Joseph Peppersack

Personal information
- Born: March 12, 1999 (age 27) Hopewell, Virginia, U.S.
- Education: University of Mary Washington

Sport
- Sport: Paralympic swimming
- Disability class: S8
- Coached by: Justin Anderson

= Joey Peppersack =

American paralympic swimmer

Joseph Peppersack (born March 12, 1999) is an American Paralympic swimmer. He represented the United States at the 2020 Summer Paralympic Games.

==Career==
Joseph was born in 1999 to Jody and Sandy Peppersack with a rare condition known as tibial hemimelia. This resulted in the amputation of his right leg in 2003 when he was four years old. Joey did not begin swimming until he was 9 years old, joining a local club. After a few years and constant encouragement of his natural ability, Joey was persuaded into joining competitive paraswimming in 2011.

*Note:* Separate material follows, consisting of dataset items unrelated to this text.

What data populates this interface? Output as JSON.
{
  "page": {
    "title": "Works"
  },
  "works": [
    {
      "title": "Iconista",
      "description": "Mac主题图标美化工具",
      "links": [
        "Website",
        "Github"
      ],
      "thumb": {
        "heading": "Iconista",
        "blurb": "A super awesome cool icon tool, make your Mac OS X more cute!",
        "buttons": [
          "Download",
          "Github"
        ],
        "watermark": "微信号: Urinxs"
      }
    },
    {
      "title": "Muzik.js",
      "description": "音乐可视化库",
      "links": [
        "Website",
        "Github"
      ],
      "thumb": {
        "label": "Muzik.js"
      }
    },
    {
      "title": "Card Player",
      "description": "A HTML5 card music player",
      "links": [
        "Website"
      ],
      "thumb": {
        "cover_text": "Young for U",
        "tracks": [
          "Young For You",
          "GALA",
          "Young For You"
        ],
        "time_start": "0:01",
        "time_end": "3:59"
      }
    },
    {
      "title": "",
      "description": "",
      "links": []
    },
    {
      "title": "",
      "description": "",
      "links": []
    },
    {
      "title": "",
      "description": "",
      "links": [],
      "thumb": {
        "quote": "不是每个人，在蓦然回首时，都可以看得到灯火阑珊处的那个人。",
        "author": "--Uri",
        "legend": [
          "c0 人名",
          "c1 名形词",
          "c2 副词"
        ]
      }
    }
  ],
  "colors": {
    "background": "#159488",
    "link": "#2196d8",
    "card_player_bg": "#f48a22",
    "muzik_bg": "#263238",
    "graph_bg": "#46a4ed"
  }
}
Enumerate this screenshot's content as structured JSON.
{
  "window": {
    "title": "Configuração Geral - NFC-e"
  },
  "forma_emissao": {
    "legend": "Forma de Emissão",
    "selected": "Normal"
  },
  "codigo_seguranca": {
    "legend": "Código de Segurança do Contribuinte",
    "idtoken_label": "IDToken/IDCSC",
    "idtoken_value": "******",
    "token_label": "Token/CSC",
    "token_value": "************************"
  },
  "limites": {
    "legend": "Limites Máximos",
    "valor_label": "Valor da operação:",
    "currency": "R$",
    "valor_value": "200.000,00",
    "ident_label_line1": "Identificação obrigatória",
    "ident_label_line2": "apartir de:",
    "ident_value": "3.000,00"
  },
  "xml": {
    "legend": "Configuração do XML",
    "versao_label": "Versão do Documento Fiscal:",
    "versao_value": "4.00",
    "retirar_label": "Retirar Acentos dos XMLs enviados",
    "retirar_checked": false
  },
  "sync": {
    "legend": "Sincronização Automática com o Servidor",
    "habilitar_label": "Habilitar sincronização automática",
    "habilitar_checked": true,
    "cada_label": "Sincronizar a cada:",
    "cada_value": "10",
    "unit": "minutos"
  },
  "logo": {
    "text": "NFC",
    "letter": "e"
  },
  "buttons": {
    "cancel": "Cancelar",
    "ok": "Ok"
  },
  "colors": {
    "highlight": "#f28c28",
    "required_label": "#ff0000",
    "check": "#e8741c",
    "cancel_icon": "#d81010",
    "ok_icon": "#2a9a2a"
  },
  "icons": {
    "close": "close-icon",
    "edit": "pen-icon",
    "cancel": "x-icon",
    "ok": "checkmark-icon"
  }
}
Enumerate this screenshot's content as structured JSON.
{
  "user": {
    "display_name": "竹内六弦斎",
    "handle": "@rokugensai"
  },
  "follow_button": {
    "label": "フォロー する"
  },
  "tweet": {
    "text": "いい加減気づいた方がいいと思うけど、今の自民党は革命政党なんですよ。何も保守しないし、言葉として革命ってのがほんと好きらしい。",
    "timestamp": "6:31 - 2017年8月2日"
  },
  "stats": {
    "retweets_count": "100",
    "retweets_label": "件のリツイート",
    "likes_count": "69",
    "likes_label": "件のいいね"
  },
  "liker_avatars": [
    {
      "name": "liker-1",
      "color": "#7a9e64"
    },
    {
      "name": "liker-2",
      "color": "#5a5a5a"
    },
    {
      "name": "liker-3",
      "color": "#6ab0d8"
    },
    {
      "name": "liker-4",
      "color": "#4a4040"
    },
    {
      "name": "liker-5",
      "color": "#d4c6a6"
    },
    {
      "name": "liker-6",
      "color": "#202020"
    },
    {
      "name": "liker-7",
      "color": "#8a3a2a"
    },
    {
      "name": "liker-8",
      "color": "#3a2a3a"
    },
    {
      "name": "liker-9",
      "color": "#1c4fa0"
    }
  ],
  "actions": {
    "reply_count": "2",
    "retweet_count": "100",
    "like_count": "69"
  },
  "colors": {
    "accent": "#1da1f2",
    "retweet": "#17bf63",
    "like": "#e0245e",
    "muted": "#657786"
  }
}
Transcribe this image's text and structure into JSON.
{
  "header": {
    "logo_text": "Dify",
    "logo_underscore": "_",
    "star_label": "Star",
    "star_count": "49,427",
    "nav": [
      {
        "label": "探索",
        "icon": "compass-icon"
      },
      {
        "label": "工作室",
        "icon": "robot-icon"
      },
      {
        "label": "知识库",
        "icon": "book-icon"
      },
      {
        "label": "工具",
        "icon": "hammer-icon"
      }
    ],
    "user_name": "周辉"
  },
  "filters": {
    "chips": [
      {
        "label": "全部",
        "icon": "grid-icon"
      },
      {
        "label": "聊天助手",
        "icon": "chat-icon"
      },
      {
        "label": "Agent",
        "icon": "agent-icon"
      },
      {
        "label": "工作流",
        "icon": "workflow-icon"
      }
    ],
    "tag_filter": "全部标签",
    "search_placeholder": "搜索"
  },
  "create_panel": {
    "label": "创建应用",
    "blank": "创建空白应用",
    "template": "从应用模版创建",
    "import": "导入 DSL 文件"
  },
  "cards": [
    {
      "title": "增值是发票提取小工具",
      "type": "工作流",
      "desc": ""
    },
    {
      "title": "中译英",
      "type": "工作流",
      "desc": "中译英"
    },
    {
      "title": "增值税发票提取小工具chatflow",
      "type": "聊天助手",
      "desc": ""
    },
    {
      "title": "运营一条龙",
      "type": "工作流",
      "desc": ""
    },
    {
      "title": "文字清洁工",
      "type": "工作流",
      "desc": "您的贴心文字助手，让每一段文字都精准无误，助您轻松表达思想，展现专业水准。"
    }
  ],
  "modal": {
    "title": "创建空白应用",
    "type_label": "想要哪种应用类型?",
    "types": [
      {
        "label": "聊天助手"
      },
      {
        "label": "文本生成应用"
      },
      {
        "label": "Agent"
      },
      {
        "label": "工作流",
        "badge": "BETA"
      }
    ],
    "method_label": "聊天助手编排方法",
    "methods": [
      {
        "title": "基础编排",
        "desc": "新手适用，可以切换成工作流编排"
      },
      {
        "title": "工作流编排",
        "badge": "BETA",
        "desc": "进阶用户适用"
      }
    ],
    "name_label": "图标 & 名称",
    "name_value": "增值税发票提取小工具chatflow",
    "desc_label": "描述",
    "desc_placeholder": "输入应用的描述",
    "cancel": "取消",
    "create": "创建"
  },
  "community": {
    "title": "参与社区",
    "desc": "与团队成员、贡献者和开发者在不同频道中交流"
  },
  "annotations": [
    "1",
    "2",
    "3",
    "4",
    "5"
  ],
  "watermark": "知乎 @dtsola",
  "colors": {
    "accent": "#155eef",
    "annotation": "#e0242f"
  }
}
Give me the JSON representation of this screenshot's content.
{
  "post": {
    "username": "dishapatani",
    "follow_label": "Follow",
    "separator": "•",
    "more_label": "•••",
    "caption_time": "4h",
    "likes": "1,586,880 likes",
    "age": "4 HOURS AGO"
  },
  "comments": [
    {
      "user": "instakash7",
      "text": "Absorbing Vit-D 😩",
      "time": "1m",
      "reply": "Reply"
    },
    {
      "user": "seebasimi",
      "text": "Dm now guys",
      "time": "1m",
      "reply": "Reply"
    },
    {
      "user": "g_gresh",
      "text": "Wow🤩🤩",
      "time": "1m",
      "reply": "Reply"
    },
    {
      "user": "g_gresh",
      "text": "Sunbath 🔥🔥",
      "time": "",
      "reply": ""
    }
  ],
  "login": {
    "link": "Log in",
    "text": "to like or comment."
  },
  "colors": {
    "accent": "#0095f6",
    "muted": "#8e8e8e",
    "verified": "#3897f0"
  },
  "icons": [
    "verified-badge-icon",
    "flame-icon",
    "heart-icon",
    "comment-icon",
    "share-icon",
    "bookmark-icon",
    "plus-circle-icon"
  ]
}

Peppersack has competed on the world stage several times. He briefly held the American record in the S8 100m IM and the S8 200m Freestyle.

Peppersack competed in the 100 metre backstroke S8 event at the 2020 Summer Paralympics and placed 7th.

In 2022, Peppersack was renamed to the United States National Team. He retired from competitive swimming in 2023.

Since leaving the pool, Joseph has pursued a career in economic development.